Even those without the dedication to read it straight through will benefit from the full treatment of individual fragments, which are accessible through the index. But N.’s argument as a whole gives us a number of useful guides through the forest of ancient comedy, among them: 1) most of the texts in Koster’s Prolegomena are scarcely worth reading; 2) the Tractatus Coislinianus is an extremely important (if idiosyncratic) remnant of comic theory, if not going back to Aristotle, at least to his immediate successors in Athens or Alexandria; 3) “Middle Comedy” is not merely an intellectual construct, but a period of great creativity on the Attic stage, more than a few traces of which we still possess in the fragments of Anaxandrides, Euboulos, Ephippos, Antiphanes, Alexis and others. It ends only when, as some of these conventions and characters are beginning to grow stale, Menander, the Mozart of the ancient theater, overwhelms them all with his effortless mastery, even parody, of what the preceding gene ration accomplished.

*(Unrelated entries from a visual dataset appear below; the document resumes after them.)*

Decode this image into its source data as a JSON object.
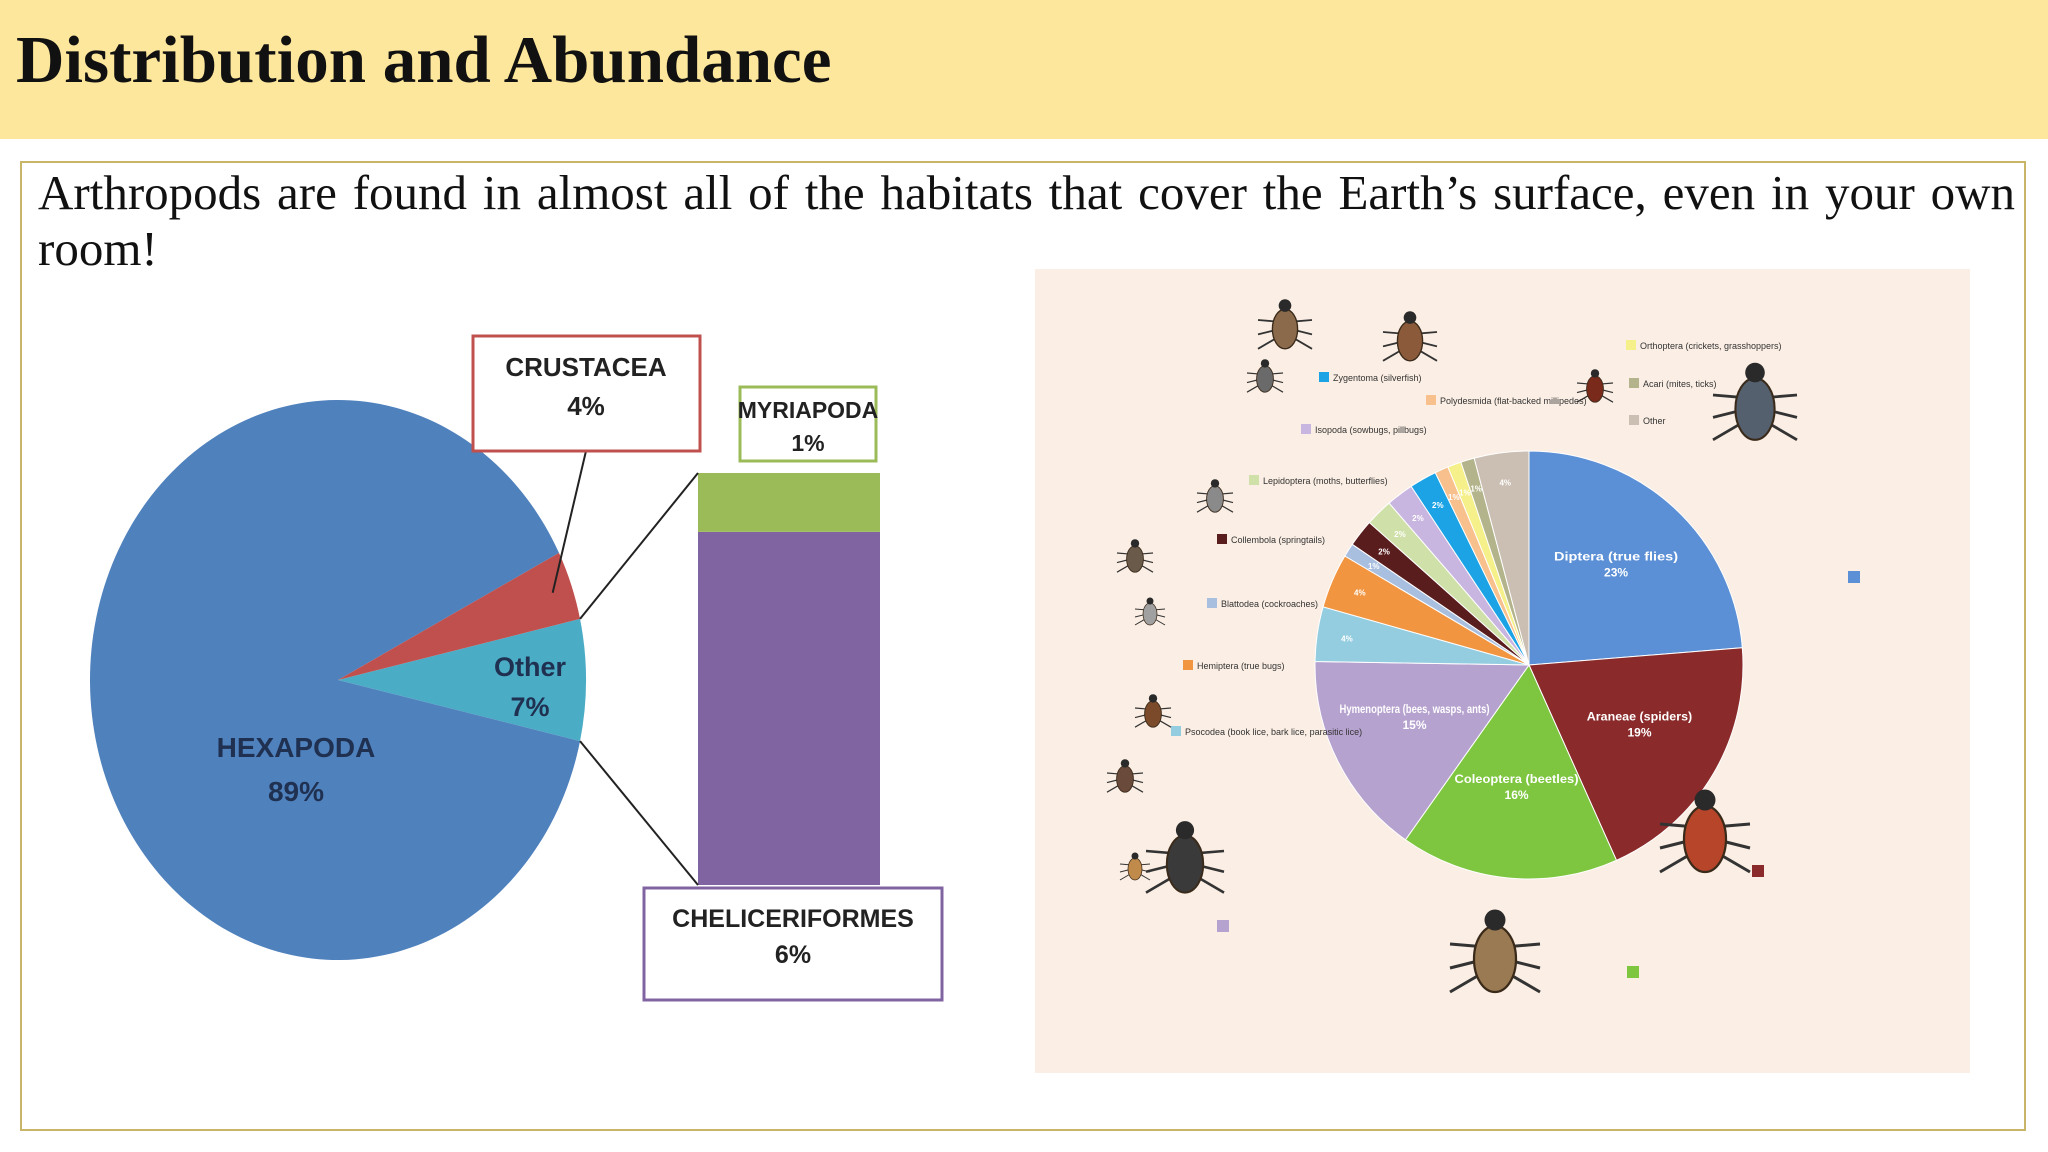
{
  "title": "Distribution and Abundance",
  "intro": "Arthropods are found in almost all of the habitats that cover the Earth’s surface, even in your own room!",
  "chart_data": [
    {
      "type": "pie",
      "slices": [
        {
          "label": "HEXAPODA",
          "value": 89,
          "value_label": "89%",
          "color": "#4f81bd"
        },
        {
          "label": "CRUSTACEA",
          "value": 4,
          "value_label": "4%",
          "color": "#c0504d"
        },
        {
          "label": "Other",
          "value": 7,
          "value_label": "7%",
          "color": "#4bacc6"
        }
      ],
      "breakdown": {
        "of": "Other",
        "type": "stacked-bar",
        "segments": [
          {
            "label": "CHELICERIFORMES",
            "value": 6,
            "value_label": "6%",
            "color": "#8064a2",
            "border": "#8064a2"
          },
          {
            "label": "MYRIAPODA",
            "value": 1,
            "value_label": "1%",
            "color": "#9bbb59",
            "border": "#9bbb59"
          }
        ]
      },
      "crustacea_box_border": "#c0504d"
    },
    {
      "type": "pie",
      "slices": [
        {
          "label": "Diptera (true flies)",
          "value": 23,
          "value_label": "23%",
          "color": "#5b8fd6"
        },
        {
          "label": "Araneae (spiders)",
          "value": 19,
          "value_label": "19%",
          "color": "#8b2a2a"
        },
        {
          "label": "Coleoptera (beetles)",
          "value": 16,
          "value_label": "16%",
          "color": "#7ec63f"
        },
        {
          "label": "Hymenoptera (bees, wasps, ants)",
          "value": 15,
          "value_label": "15%",
          "color": "#b6a2cf"
        },
        {
          "label": "Psocodea (book lice, bark lice, parasitic lice)",
          "value": 4,
          "value_label": "4%",
          "color": "#95cde0"
        },
        {
          "label": "Hemiptera (true bugs)",
          "value": 4,
          "value_label": "4%",
          "color": "#f29540"
        },
        {
          "label": "Blattodea (cockroaches)",
          "value": 1,
          "value_label": "1%",
          "color": "#a9bfe0"
        },
        {
          "label": "Collembola (springtails)",
          "value": 2,
          "value_label": "2%",
          "color": "#5a1d1d"
        },
        {
          "label": "Lepidoptera (moths, butterflies)",
          "value": 2,
          "value_label": "2%",
          "color": "#cfe0a8"
        },
        {
          "label": "Isopoda (sowbugs, pillbugs)",
          "value": 2,
          "value_label": "2%",
          "color": "#c9b6e0"
        },
        {
          "label": "Zygentoma (silverfish)",
          "value": 2,
          "value_label": "2%",
          "color": "#1ba3e6"
        },
        {
          "label": "Polydesmida (flat-backed millipedes)",
          "value": 1,
          "value_label": "1%",
          "color": "#f7c08c"
        },
        {
          "label": "Orthoptera (crickets, grasshoppers)",
          "value": 1,
          "value_label": "1%",
          "color": "#f6f08a"
        },
        {
          "label": "Acari (mites, ticks)",
          "value": 1,
          "value_label": "1%",
          "color": "#b4b48c"
        },
        {
          "label": "Other",
          "value": 4,
          "value_label": "4%",
          "color": "#cbbfb3"
        }
      ]
    }
  ]
}
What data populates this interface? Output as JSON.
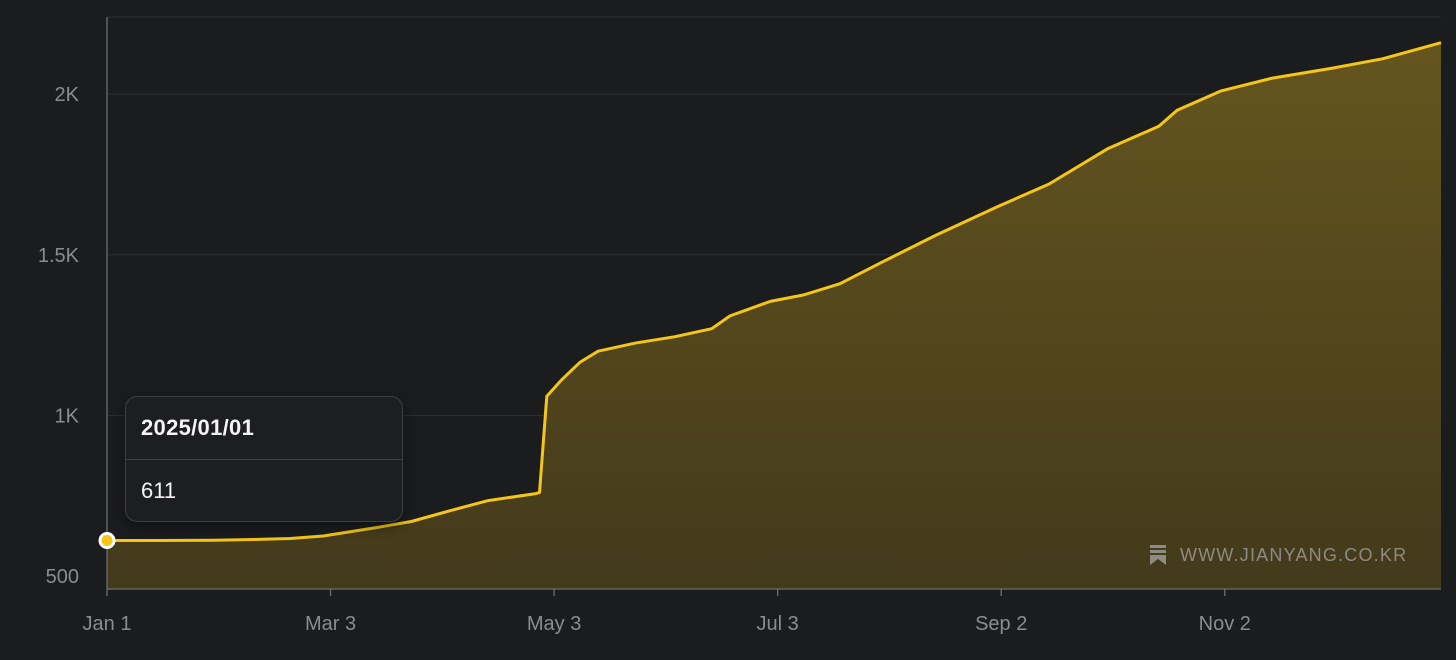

- [1] His previous major works have been on the development of the parasite with a detailed commentary on Lucian, On the Art of the Parasite ( Lukians Parasitendialog, Berlin 1985) and the imposing index verborum (it comprises more than a third of the volume) of Lloyd-Jones and Parsons, Supplementum Hellenisticum (Berlin 1983). [2] The book is dedicated to Rudolf Kassel, and it acknowledges a great debt to his advice; in turn, it will repay that debt by being an invaluable guide to the first volume of Kassel-Austin PCG (containing the prolegomena and testimonia on comedy in general) when it appears, as well as to the forthcoming second volume which the accidents of the alphabet happen to have loaded with Middle Comedians: Alexis, Anaxandrides and Antiphanes. [3] The matter is complicated by the existence of several tripartitions of comedy in antiquity: besides the one examined here, there is one which states that comedy began with Susarion, the age of Aristophanes being “middle,” and all subsequent authors “new.” Another (found in the Tractatus Coislinianus, on which see below) makes “middle” the ideal mean between two extremes, and is likely to have a peripatetic source. Neither seems to have any value for literary history. [4] Who, then, is the source of the Tractatus? There are some striking parallels with Theophrastus, but N. suggests (p. 144) that “it seems that the attempt to trace this text back to a single author must be abandoned” and adds the suggestion that “this excerpt is based on a treatise which collected peripatetic doctrines on comedy.” If that is so, much of Janko’s work still stands, although not his insistence on Aristotle as sole source. [5] In an appendix, N. compares the tripartition of the Academy and speculates that Aristophanes of Byzantium may have had something to do with this as well.